Do we want to be saved from death, so we hope in a resurrection? Do we want to be saved from the everyday complications of life, so we hope in an unimaginable perfect heaven? Do we want to be saved from physical pain, so we hope in a perfect resurrected being that will not feel the sun on his back, the cold wind blow across his face or cancer kill? Do we want to be saved from finding purpose in this life, so we hope in a purpose given to us from God in heaven? Do we want to be saved from the constant drudgery of work to earn money and put food in our belly? Do we want to be saved so that we can live with family? All these questions made me ask one more, the final question, the question that to me has become a quest to answer. Is our desire for salvation really and truly simply motivated because of us wanting to be forgiven of our sins?
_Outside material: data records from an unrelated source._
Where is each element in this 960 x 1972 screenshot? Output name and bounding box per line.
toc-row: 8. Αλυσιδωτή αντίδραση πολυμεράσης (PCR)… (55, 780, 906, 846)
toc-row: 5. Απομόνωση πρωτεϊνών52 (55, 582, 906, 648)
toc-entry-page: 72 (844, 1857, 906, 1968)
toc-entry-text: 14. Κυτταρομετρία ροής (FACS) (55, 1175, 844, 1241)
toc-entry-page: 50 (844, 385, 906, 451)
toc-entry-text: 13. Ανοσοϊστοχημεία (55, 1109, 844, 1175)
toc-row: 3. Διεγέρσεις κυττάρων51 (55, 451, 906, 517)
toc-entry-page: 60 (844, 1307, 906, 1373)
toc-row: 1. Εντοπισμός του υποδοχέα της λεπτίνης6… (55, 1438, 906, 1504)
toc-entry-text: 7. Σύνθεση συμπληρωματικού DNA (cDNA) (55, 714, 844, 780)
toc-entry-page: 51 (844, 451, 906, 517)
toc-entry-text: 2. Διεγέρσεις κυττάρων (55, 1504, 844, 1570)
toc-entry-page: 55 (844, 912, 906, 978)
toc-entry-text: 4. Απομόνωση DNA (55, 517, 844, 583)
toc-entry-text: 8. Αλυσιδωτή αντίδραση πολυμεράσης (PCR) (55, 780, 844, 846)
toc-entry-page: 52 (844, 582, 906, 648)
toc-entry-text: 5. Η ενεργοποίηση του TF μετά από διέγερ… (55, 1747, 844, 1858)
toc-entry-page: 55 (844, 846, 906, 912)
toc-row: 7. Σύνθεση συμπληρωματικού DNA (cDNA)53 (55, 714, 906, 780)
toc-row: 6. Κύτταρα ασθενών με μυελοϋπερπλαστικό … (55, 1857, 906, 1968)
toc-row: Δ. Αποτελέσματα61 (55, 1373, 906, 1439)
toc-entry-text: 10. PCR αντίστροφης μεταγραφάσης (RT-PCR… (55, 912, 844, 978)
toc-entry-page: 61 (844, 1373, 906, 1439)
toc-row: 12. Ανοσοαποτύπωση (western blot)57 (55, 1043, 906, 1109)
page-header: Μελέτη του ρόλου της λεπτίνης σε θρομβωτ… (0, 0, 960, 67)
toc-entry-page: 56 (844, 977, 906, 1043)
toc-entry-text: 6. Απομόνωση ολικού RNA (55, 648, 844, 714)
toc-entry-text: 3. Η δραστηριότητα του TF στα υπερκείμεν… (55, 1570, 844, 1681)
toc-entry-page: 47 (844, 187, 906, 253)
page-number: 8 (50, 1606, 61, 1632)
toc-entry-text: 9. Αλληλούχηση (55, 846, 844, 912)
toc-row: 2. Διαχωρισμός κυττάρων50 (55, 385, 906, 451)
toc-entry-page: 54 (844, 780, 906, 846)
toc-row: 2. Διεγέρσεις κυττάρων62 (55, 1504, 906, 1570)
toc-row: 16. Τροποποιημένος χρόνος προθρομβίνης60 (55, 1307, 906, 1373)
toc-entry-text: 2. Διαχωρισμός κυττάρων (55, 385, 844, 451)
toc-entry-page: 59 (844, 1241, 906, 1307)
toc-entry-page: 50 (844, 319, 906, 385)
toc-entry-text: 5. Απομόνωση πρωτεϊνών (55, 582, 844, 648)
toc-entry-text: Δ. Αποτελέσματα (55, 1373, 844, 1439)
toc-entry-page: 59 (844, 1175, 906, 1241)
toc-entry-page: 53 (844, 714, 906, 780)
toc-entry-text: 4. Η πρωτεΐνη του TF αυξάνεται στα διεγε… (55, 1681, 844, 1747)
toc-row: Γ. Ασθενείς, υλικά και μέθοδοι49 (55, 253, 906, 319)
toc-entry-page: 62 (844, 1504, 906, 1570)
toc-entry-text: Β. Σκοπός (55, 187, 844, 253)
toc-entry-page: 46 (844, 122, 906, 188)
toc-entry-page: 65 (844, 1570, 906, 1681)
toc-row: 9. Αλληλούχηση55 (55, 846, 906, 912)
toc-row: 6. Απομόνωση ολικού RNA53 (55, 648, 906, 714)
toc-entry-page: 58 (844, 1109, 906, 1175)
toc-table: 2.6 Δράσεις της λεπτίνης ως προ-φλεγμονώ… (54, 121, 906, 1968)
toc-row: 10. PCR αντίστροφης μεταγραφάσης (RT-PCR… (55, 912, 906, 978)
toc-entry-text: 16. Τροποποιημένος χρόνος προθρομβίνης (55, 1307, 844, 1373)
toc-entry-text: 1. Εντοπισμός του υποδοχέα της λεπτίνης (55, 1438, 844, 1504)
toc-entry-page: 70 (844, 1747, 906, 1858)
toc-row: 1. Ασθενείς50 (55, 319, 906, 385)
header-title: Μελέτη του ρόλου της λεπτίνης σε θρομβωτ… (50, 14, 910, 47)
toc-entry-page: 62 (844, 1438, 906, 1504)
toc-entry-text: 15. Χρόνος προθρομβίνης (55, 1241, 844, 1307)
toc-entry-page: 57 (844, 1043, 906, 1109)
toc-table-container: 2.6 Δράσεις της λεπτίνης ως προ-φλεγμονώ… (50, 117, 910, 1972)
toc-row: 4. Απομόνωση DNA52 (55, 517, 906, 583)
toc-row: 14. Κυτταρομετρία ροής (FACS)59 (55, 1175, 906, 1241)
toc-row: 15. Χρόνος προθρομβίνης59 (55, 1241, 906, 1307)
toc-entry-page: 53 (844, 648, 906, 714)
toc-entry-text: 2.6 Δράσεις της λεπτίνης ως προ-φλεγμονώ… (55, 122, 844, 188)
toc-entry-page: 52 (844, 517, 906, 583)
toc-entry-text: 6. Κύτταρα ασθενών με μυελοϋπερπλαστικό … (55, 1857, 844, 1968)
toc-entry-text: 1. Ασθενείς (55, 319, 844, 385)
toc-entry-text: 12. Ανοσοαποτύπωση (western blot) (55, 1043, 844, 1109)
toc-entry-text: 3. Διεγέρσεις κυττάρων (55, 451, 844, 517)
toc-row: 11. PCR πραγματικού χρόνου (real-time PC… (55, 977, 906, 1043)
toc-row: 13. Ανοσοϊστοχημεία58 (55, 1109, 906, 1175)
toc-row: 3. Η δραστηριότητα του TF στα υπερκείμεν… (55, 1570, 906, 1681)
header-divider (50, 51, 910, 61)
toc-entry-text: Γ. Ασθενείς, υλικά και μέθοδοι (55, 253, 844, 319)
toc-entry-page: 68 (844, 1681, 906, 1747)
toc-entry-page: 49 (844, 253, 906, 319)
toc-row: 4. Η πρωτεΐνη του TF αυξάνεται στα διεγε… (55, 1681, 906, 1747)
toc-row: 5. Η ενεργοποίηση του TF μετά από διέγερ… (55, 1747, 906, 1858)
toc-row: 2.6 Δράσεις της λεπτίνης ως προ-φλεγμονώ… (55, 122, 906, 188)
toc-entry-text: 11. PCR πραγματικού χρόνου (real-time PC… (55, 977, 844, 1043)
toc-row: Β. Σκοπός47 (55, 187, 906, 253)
The day after church, on Memorial Day, I was reading an article about the history of Memorial Day and was feeling blessed to be living in this country in which I reside. To help contribute to the feeling of thankfulness, I listened to a song written and sung by Jason Isbell titled, “Relatively Easy.” Where some of the lyrics describe our lives here in the peaceful west compared to other people around the world. Jason writes, “And you should know compared to people on a global scale our kind has had it relatively easy. And here with you there’s always something to look forward to. My angry heart beats relatively easy.”
To connect to the two experiences (listen to the full song, see link below), I asked the question. Is life that full of hellish moments and trials that we wish to be saved from them? I for one have enjoyed life, enjoyed the sun, the wind, and hardships. But after asking the question I couldn’t help but think of refugees. How do refugees view salvation? And that final question, the question that to me has become a quest to answer popped back up in my head. Is our desire for salvation really and truly simply motivated because of us wanting to be forgiven of our sins? There must be more to salvation. I understand that some of the questions I have asked may seem selfish to many. But that final question, I think is a question worth looking over, one worth thinking about. Whether the physical, mental, or emotional problems and trials of this world are something from which we should want to be saved, may not matter. But surely, salvation from sin is not the only motivation for millions of people wanting to come unto Christ.